When hoping too intensely for a specific result or when comparing yourself unfavorably to others, it can lead to feeling irritated, frustrated, sad, depressed, and angry.

Instead it's helpful to shift into a willing focus, and full engage with and appreciate whatever situation is presented to you.

Let me offer an example of something that happened to me today. 

I've noticed a pattern: when the parent of an adult child calls me as a way to get that person to become a client of mine, it almost never goes well. Most often I have to coach the parent to back off and let the adult child do more of the work, and the child will probably never show up to a meeting; the parent wants it more than the kid. Or if the adult child does show up for a meeting, it's done only once to satisfy the parent before ditching the effort for some trivial reason. 
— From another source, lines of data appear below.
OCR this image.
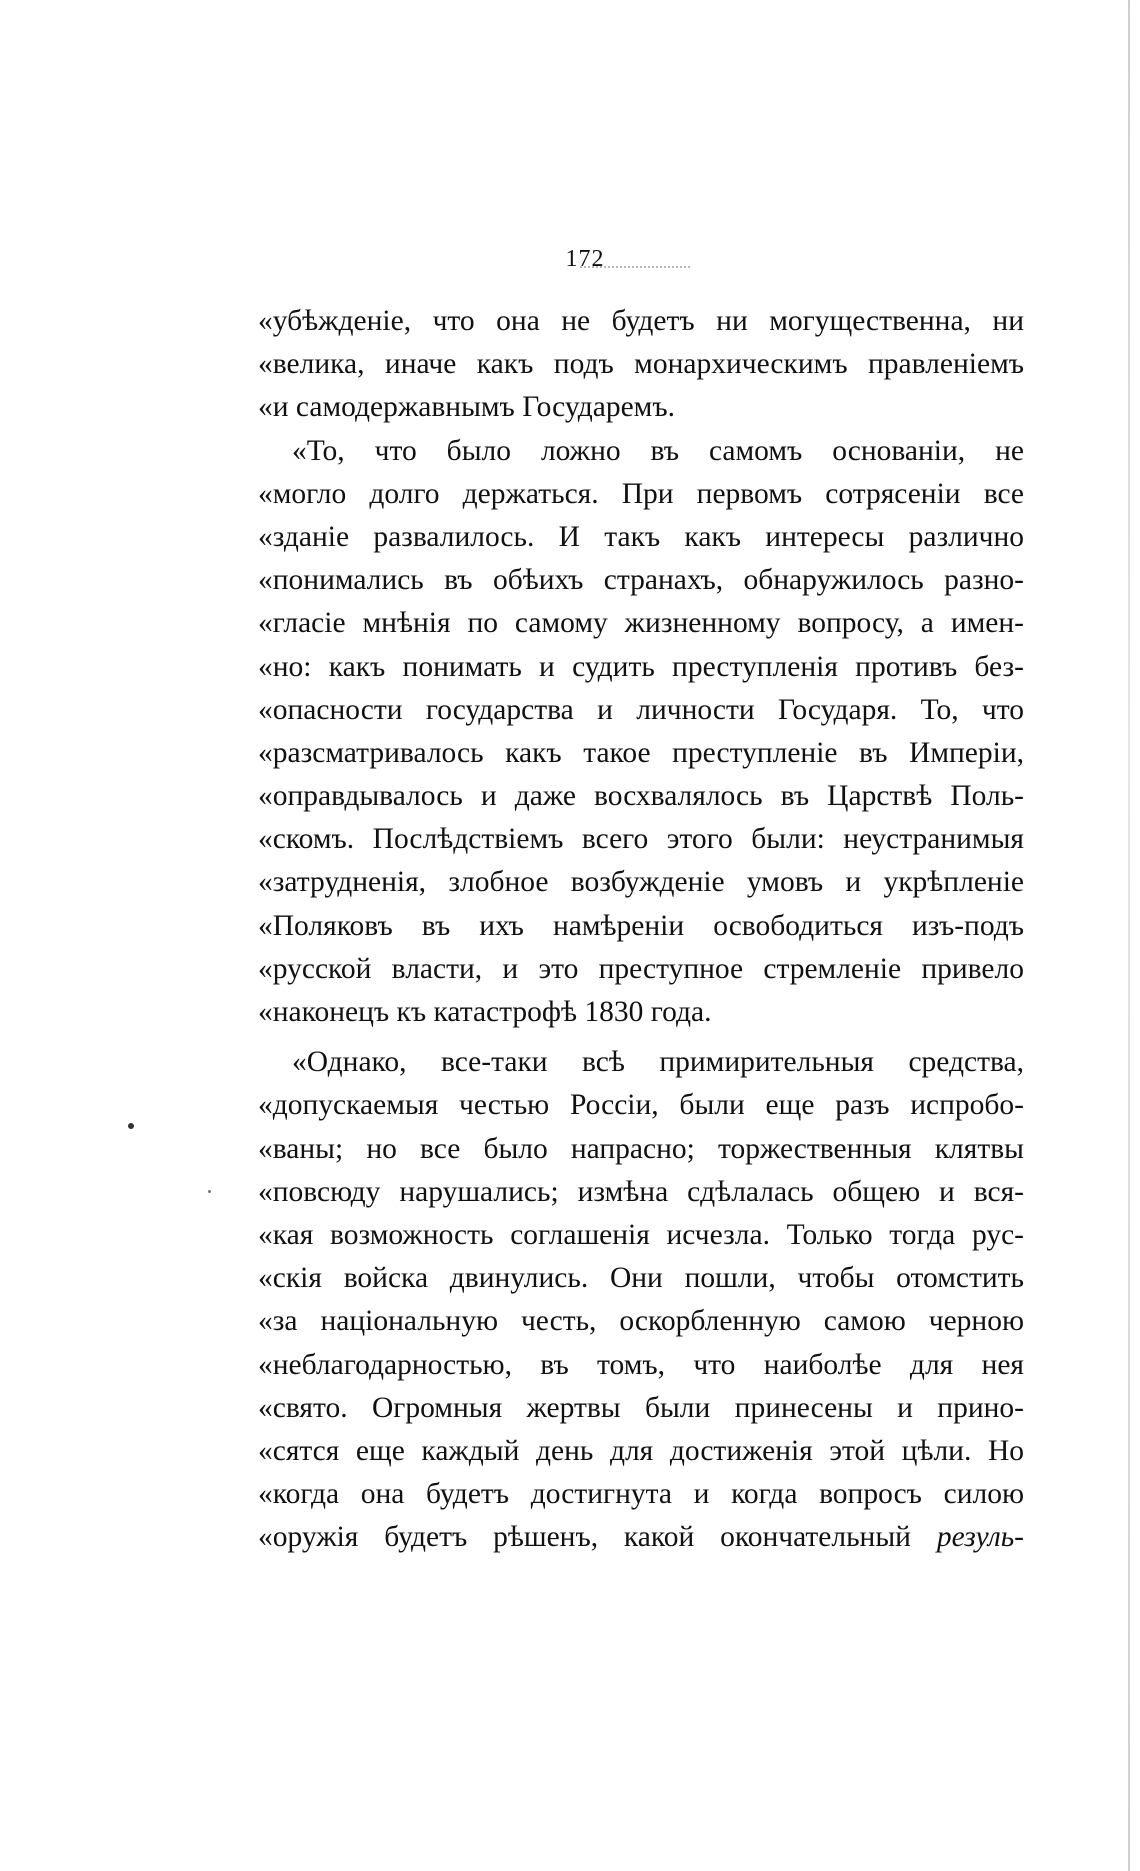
172
«убѣжденіе, что она не будетъ ни могущественна, ни
«велика, иначе какъ подъ монархическимъ правленіемъ
«и самодержавнымъ Государемъ.
«То, что было ложно въ самомъ основаніи, не
«могло долго держаться. При первомъ сотрясеніи все
«зданіе развалилось. И такъ какъ интересы различно
«понимались въ обѣихъ странахъ, обнаружилось разно-
«гласіе мнѣнія по самому жизненному вопросу, а имен-
«но: какъ понимать и судить преступленія противъ без-
«опасности государства и личности Государя. То, что
«разсматривалось какъ такое преступленіе въ Имперіи,
«оправдывалось и даже восхвалялось въ Царствѣ Поль-
«скомъ. Послѣдствіемъ всего этого были: неустранимыя
«затрудненія, злобное возбужденіе умовъ и укрѣпленіе
«Поляковъ въ ихъ намѣреніи освободиться изъ-подъ
«русской власти, и это преступное стремленіе привело
«наконецъ къ катастрофѣ 1830 года.
«Однако, все-таки всѣ примирительныя средства,
«допускаемыя честью Россіи, были еще разъ испробо-
«ваны; но все было напрасно; торжественныя клятвы
«повсюду нарушались; измѣна сдѣлалась общею и вся-
«кая возможность соглашенія исчезла. Только тогда рус-
«скія войска двинулись. Они пошли, чтобы отомстить
«за національную честь, оскорбленную самою черною
«неблагодарностью, въ томъ, что наиболѣе для нея
«свято. Огромныя жертвы были принесены и прино-
«сятся еще каждый день для достиженія этой цѣли. Но
«когда она будетъ достигнута и когда вопросъ силою
«оружія будетъ рѣшенъ, какой окончательный резуль-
Generally it's a waste of my time, in that it almost never results in a client. However...I feel the need to keep giving it a try.
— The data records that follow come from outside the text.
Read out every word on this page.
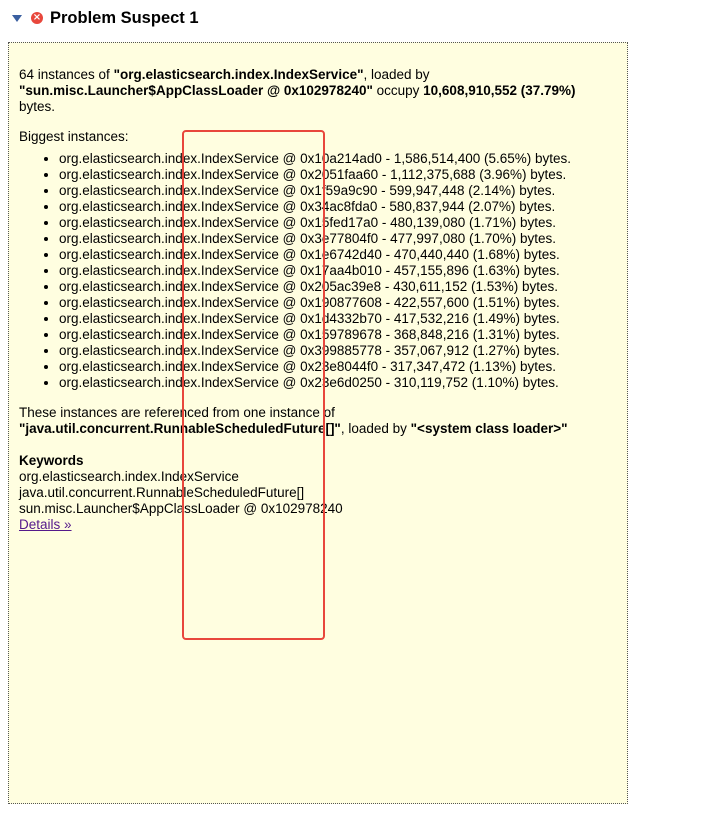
× Problem Suspect 1

64 instances of "org.elasticsearch.index.IndexService", loaded by "sun.misc.Launcher$AppClassLoader @ 0x102978240" occupy 10,608,910,552 (37.79%) bytes.

Biggest instances:

• org.elasticsearch.index.IndexService @ 0x10a214ad0 - 1,586,514,400 (5.65%) bytes.
• org.elasticsearch.index.IndexService @ 0x2051faa60 - 1,112,375,688 (3.96%) bytes.
• org.elasticsearch.index.IndexService @ 0x1f59a9c90 - 599,947,448 (2.14%) bytes.
• org.elasticsearch.index.IndexService @ 0x34ac8fda0 - 580,837,944 (2.07%) bytes.
• org.elasticsearch.index.IndexService @ 0x15fed17a0 - 480,139,080 (1.71%) bytes.
• org.elasticsearch.index.IndexService @ 0x3e77804f0 - 477,997,080 (1.70%) bytes.
• org.elasticsearch.index.IndexService @ 0x1e6742d40 - 470,440,440 (1.68%) bytes.
• org.elasticsearch.index.IndexService @ 0x17aa4b010 - 457,155,896 (1.63%) bytes.
• org.elasticsearch.index.IndexService @ 0x205ac39e8 - 430,611,152 (1.53%) bytes.
• org.elasticsearch.index.IndexService @ 0x190877608 - 422,557,600 (1.51%) bytes.
• org.elasticsearch.index.IndexService @ 0x1d4332b70 - 417,532,216 (1.49%) bytes.
• org.elasticsearch.index.IndexService @ 0x159789678 - 368,848,216 (1.31%) bytes.
• org.elasticsearch.index.IndexService @ 0x399885778 - 357,067,912 (1.27%) bytes.
• org.elasticsearch.index.IndexService @ 0x23e8044f0 - 317,347,472 (1.13%) bytes.
• org.elasticsearch.index.IndexService @ 0x23e6d0250 - 310,119,752 (1.10%) bytes.

These instances are referenced from one instance of "java.util.concurrent.RunnableScheduledFuture[]", loaded by "<system class loader>"

Keywords

org.elasticsearch.index.IndexService

java.util.concurrent.RunnableScheduledFuture[]

sun.misc.Launcher$AppClassLoader @ 0x102978240

Details »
So recently I spoke with the mother of a 21 year-old child, and I told her that her son should call me and arrange for his own meeting. The son and I played telephone tag for a day and a half; meanwhile his mother tried to intervene to "fix things," and I ignored her call, forcing the son to deal with it himself. The son eventually emailed me, and we agreed to meet on the following Wednesday at 11 am. So far, so good!

The son then asked if he could meet with me using the Skype video conferencing software. I told him that I don't usually use Skype for the initial free consultation unless travel to my office is difficult. I asked him to clarify why he was requesting Skype, yet I emphasized that the appointment was still on. At this point I'm thinking, I've seen this before...he's going to bail on this appointment without notifying me ("no show")...I know it.

On Tuesday I still hadn't heard from the son, so I sent him a note telling him that I'd be willing to meet with him using Skype, I gave him my Skype username so he could contact me, and I asked him to verify the appointment. 

I never heard back from him.

So Wednesday morning comes along, I finish with my 10 am client, and I start Skype at 11 am and wait for a call from the son. Nothing.

At 11:25, I turn off Skype, and I notice that I'm irritable. That was a waste of my time. It's rude for people to do that. Grrrrrr!

Then I changed my thinking. Wait a minute. I knew that he was likely to No Show on me, I gave him a low-demand time that didn't inconvenience anyone. During this unexpected free time due to the No Show, I wrote in my blog and got some other work done. Where's the bad?

After changing my focus and my thinking I felt instantly relieved; I shifted away from my ideas about the way people should behave and how the situation should have played out, and I focused instead on what I could do in the moment with my extra time. Something that felt bad shifted into feeling pretty darn good!

As a result I got into my work and enjoyed it, instead of wasting time sulking about what had just happened. Engage with what you're doing in the present moment, and let go of what you expected it to be or how it compares to anything else. There is only what you are doing right now...enjoy!